One day hardly constitutes a victory over sloth, but I'm pretty sure that if I hadn't started today, the chance of there being a day two would be exponentially lower.

6 comments:

Rebecca said...

Is your lit review complete? That is something you can always work on writing.

The idea of moving on to an article if you have nothing to write on your dissertation makes sense; just remember that doing things like journalling about the process usually count as well; it can help you organize your thoughts and you may come up with something useful in the process.

turducken said...

The lit review is not complete, but I am not going to write it until I've done more of my reading for it. (Which I am doing - but reading and note-taking is a separate task.) YMMV but if I were to start writing it at this point I'd be writing nonsense I'd have to throw out later anyway.

Dave Daniels said...

I prefer to have a daily word count rather than write for a period of time. May not be applicable for academic writing... dunno... but I can waste half-an-hour better than anyone I know with nothing to show for it.

turducken said...

Lucas gave some good reasons why a time limit works better for most people. For many tasks, what is a reasonable word count - for example revising? Or creating a really tricky graph? I think that's one of those areas where people may vary, however, rather than being a rule that's true whether people believe it or not.

Of course, you know if you're wasting time that doesn't count, right? You have to actually be DOING something appropriate. People have different obstacles to progress, and mine is being easily distracted. So there's no stuff on the desk other than dissertation stuff (well, there's a lamp, pencils, etc., but nothing FUN). My internet connection is off. I can only get out of my chair to refill my cup of tea. And since I live alone, there is no one coming in to the room, and no one is calling/texting me at that hour. I should mention that most of the stuff in this paragraph is not "stuff Lucas said yesterday" but "stuff I've learned through trial and error." If the internet is on, ain't no writing happening.

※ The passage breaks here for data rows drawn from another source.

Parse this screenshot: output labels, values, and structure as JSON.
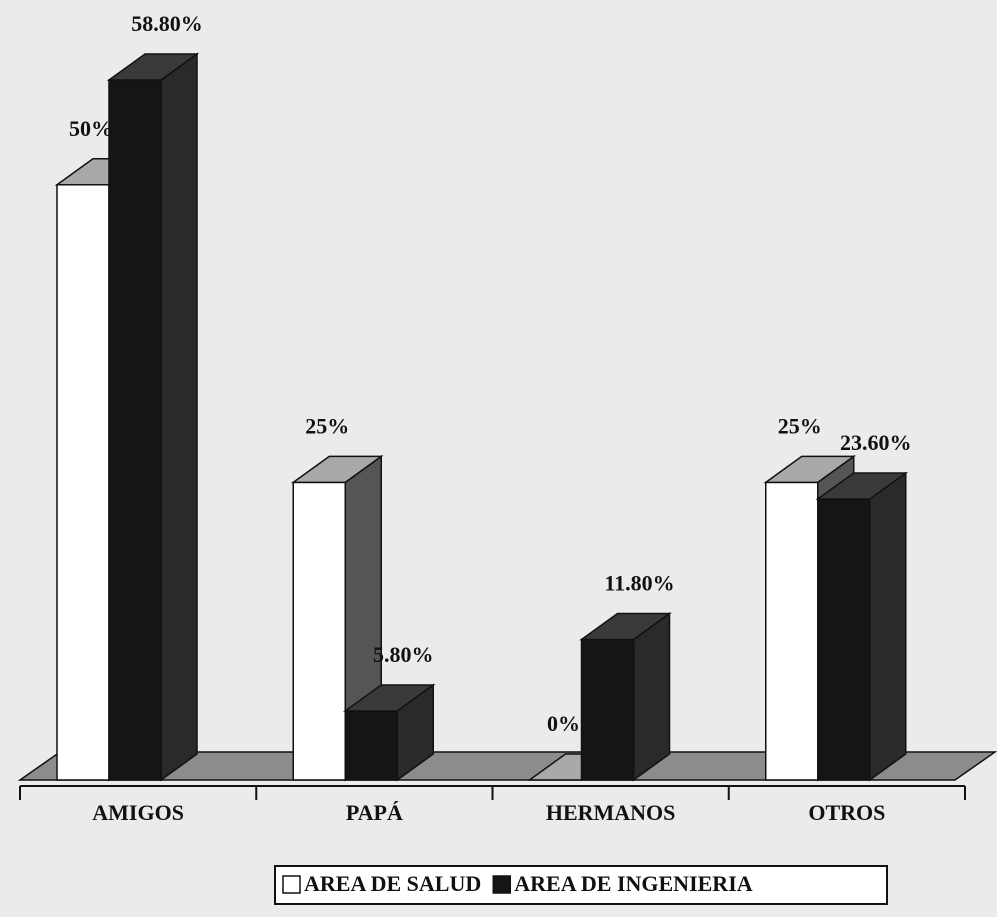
{
  "chart_data": {
    "type": "bar3d",
    "categories": [
      "AMIGOS",
      "PAPÁ",
      "HERMANOS",
      "OTROS"
    ],
    "series": [
      {
        "name": "AREA DE SALUD",
        "color": "#ffffff",
        "values": [
          50,
          25,
          0,
          25
        ],
        "value_labels": [
          "50%",
          "25%",
          "0%",
          "25%"
        ]
      },
      {
        "name": "AREA DE INGENIERIA",
        "color": "#151515",
        "values": [
          58.8,
          5.8,
          11.8,
          23.6
        ],
        "value_labels": [
          "58.80%",
          "5.80%",
          "11.80%",
          "23.60%"
        ]
      }
    ]
  }
}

Other problems he discussed are ones I'm not so prone to so I am not so vigilant about them. I don't have the belief that the first draft has to be any good, for example. (Which doesn't mean I'm going to write my results section up tomorrow - I want a draft, not speculative fiction.)

Tim said...

I don't know if you have this option Eve, but what really helped me was to have someone that I was genuinely accountable to (my chair). We set out a goal date (say for the proposal defense, or Big D defense) and then calendared back to the current day, setting due dates for known products (such as 1st draft of intro chapter, revised draft of lit review, 1st draft of conceptual framework, etc.) Then as I turned things in (such as a 1st draft of lit review) and began working on the next due date, my chair would work on giving me feedback on the last document, and that would help move me forward to the next draft, and the due date assigned for it.

I just found that I really needed a strong external accountability. So much so that we did a directed reading for a semester that was dedicated to moving towards a defense. Probably the most valuable "course" I took.

Good luck! (btw, who's your chair, Caboni?)

turducken said...

My chair is McLendon. Dr. Caboni is on the committee, but as an instructor he may not chair dissertations.